Thomas Zocher: Wenn die Borussia am Samstagabend mit einem 1:1 im Gepäck von ihrem Auswärtsspiel in Mönchengladbach ankommt, dann steht ihre Fangemeinde vor dem Problem sich wieder einmal ad hoc entscheiden zu müssen, ob sich in diesem Resultat ein Erfolgserlebnis wiederspiegelt. Das kann der Mannschaft aber egal sein. Ein Punkt, es ist ein Punkt mehr als bisher.

Christoph Clausen:Was dem einen seinen Marin, ist dem anderen sein Holtby? Das wird sich noch erweisen müssen. In Frankfurt jedenfalls wird man sich am Wochenende noch einmal kräftig darüber ärgern, Marins Potenzial einst nicht erkannt zu haben. Dieser nämlich erwischt gegen seinen erklärten "Traumverein" einen Zuckertag und trägt maßgeblich zum Gladbacher 3:1-Sieg bei.

Michael Heinen: Jetzt ist es doch wieder Zeit für Zweckpessimismus. Wobei man den Tipp eines Frankfurter 1:0-Sieges auch guten Gewissens als Realismus bezeichnen kann. Sicher, in unserer aktuellen Situation sollte man Spiele wie in Frankfurt eigentlich nicht verlieren. Aber leider steht die Eintracht nicht ganz ohne Grund einige Plätze besser als unsere Borussia, die trotz zuletzt 4 Punkten in 2 Spielen noch immer alles andere als eine Auswärtsmacht ist.

Christian Heimanns: Solange ich noch auf Sieg tippen kann, tue ich das. 2:1 für Borussia. Bösere Tippzeiten kommen noch früh genug.

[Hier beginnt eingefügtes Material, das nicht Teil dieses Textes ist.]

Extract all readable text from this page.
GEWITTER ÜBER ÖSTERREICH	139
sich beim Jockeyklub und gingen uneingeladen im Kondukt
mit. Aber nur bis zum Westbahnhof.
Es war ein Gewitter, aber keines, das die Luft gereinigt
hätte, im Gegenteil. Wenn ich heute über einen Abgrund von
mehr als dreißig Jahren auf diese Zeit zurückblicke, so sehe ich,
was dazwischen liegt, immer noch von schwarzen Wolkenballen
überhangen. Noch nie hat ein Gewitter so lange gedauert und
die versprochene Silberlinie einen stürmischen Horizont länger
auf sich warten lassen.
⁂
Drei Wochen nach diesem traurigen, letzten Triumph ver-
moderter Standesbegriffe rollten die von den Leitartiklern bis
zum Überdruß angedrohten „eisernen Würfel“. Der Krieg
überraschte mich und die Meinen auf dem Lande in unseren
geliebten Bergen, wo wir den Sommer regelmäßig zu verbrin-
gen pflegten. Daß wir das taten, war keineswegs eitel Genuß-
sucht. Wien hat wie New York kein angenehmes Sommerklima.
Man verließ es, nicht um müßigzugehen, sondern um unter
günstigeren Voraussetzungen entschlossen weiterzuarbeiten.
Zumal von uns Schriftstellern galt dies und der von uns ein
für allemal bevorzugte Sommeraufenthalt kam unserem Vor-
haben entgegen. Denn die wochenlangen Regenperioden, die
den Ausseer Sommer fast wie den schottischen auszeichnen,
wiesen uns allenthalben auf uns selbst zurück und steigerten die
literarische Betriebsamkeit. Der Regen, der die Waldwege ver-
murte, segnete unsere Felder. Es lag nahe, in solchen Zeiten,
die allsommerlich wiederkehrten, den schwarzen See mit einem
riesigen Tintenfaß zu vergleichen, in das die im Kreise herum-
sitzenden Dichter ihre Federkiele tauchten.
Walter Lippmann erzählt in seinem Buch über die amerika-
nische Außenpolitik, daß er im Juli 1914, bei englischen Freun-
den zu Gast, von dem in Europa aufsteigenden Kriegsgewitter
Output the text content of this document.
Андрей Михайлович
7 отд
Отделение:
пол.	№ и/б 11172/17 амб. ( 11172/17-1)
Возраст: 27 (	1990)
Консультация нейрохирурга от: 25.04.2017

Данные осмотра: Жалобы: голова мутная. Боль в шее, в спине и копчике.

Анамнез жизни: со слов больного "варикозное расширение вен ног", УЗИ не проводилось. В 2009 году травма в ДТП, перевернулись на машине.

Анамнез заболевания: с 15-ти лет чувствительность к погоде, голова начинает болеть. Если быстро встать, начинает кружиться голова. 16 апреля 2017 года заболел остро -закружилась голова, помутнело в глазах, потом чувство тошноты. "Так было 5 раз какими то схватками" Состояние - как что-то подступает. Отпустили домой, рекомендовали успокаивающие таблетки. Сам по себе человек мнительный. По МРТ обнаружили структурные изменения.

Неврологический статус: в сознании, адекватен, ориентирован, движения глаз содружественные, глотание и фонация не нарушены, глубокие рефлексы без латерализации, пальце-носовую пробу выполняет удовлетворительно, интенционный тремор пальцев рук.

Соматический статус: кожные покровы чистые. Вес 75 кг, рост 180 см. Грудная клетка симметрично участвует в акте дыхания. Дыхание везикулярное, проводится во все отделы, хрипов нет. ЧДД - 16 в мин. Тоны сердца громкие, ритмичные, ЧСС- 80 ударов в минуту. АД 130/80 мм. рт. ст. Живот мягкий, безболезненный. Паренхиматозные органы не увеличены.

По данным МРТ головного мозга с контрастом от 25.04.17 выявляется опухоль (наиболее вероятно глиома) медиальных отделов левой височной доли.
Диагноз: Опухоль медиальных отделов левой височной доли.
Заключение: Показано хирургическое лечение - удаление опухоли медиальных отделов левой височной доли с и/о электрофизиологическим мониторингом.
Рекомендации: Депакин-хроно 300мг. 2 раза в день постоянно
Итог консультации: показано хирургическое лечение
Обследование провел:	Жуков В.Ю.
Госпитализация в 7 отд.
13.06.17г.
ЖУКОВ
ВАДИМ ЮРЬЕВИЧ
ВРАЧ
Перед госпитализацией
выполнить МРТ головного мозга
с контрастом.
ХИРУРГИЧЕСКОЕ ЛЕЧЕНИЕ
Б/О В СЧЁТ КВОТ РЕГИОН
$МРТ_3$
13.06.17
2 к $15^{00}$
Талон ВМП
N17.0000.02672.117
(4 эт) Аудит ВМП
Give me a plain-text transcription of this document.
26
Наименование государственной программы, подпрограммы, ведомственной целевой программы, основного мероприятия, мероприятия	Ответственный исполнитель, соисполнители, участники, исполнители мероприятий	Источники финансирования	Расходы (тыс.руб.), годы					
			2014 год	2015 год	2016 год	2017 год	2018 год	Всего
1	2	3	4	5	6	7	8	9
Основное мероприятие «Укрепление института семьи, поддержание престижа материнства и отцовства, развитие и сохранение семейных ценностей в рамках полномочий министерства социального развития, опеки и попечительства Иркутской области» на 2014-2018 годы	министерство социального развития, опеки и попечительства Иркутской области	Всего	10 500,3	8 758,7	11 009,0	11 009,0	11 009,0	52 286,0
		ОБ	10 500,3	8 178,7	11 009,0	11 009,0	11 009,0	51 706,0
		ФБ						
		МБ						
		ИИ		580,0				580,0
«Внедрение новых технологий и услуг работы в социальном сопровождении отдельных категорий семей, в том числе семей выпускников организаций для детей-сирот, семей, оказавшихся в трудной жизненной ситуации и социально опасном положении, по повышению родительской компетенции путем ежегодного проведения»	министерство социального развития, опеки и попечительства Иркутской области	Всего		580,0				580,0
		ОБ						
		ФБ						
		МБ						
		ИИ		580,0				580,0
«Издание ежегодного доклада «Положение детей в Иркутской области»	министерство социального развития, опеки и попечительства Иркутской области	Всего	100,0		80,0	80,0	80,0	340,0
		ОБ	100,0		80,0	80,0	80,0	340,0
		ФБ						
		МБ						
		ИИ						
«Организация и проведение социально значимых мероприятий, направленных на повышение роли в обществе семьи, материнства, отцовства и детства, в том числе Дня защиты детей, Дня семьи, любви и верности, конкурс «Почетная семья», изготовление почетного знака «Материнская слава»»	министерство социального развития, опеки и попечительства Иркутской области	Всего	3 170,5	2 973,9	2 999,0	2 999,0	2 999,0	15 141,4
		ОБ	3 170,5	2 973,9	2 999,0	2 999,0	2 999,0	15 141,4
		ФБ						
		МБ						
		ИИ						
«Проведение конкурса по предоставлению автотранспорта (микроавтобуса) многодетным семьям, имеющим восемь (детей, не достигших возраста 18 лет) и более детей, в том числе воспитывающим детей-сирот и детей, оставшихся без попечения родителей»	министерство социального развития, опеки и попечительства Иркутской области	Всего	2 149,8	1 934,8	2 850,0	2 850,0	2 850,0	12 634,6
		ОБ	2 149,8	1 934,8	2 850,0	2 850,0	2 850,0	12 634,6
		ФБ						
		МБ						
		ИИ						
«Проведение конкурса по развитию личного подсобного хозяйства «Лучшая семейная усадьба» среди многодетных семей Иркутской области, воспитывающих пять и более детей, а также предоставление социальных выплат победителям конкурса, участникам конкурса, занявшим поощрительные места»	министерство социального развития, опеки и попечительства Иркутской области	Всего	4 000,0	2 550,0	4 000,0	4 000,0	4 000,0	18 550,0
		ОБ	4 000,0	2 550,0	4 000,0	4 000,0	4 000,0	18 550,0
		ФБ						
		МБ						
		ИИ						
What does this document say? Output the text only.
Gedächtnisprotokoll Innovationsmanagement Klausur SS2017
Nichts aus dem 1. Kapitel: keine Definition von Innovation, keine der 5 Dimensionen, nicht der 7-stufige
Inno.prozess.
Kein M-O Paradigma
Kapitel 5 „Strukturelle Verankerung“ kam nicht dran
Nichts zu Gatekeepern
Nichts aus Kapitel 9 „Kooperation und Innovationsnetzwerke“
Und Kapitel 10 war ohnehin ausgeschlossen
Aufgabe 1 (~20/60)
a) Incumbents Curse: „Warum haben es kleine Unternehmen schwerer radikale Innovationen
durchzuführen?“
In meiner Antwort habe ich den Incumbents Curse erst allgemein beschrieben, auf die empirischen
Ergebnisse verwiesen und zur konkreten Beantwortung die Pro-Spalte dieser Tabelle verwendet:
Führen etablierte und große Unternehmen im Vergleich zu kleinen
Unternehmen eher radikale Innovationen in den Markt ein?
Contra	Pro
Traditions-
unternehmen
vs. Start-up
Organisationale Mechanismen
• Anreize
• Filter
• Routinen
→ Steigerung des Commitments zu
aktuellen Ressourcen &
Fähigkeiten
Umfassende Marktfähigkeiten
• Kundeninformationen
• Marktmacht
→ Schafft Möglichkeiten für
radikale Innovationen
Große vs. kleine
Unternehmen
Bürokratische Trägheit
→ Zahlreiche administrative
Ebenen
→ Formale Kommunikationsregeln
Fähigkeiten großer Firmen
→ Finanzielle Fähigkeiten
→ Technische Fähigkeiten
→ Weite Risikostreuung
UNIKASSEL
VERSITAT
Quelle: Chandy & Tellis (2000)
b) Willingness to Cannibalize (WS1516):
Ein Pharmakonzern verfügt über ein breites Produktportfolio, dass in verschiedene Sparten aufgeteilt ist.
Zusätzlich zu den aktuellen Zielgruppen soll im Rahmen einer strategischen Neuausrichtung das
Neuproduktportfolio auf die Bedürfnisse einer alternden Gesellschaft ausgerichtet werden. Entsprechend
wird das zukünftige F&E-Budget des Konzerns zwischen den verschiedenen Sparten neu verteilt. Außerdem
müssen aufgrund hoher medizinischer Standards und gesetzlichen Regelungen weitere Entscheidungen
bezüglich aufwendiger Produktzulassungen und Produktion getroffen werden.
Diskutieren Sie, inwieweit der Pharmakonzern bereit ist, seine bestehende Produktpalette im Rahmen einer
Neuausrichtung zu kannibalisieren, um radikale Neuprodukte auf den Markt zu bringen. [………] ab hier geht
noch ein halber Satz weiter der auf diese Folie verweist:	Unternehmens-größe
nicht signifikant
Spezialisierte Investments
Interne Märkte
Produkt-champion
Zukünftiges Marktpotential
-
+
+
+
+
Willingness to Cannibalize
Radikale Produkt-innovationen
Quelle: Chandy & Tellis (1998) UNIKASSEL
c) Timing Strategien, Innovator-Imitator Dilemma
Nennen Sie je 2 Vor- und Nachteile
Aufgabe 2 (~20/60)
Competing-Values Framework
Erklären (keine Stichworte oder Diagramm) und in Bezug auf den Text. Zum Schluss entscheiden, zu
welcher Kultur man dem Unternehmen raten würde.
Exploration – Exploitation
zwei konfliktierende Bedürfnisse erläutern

Mike Lukanz: Schon seit einigen Jahren fallen die Namen "Frankfurt" oder "Mönchengladbach" in den Sportteilen des deutschen Qualitäts-Journalismus auch dann, wenn die Redakteure Synonyme für den grauen Ligaalltag suchen, der so oft als das krasse Gegenteil der glänzenden Champions League dargestellt wird. Am Samstag werden sowohl die Eintracht als auch die Borussia leider beweisen, dass die Kollegen der Süddeutschen Zeitung, der taz oder der Frankfurter Allgemeinen gar nicht so unrecht haben. In einem schrecklichen Spiel trennen sich die chronisch Abstiegsgefärdeten 1:1. 

Thomas Häcki: Zur Zeit lese ich "Fever Pitch" von Nick Hornby. Dabei kommen Erinnerungen hoch, wie mich seinerzeit zu Beginn der Achtziger das Fussballfieber packte und mich nicht mehr loslies. In dieser Zeit waren die Spiele gegen die Eintracht leicht zu tippen, mit 1:1 lag man eigentlich immer richtig. Warum sollte es diesmal anders sein? Mühsam nährt sich das Eichhörnchen.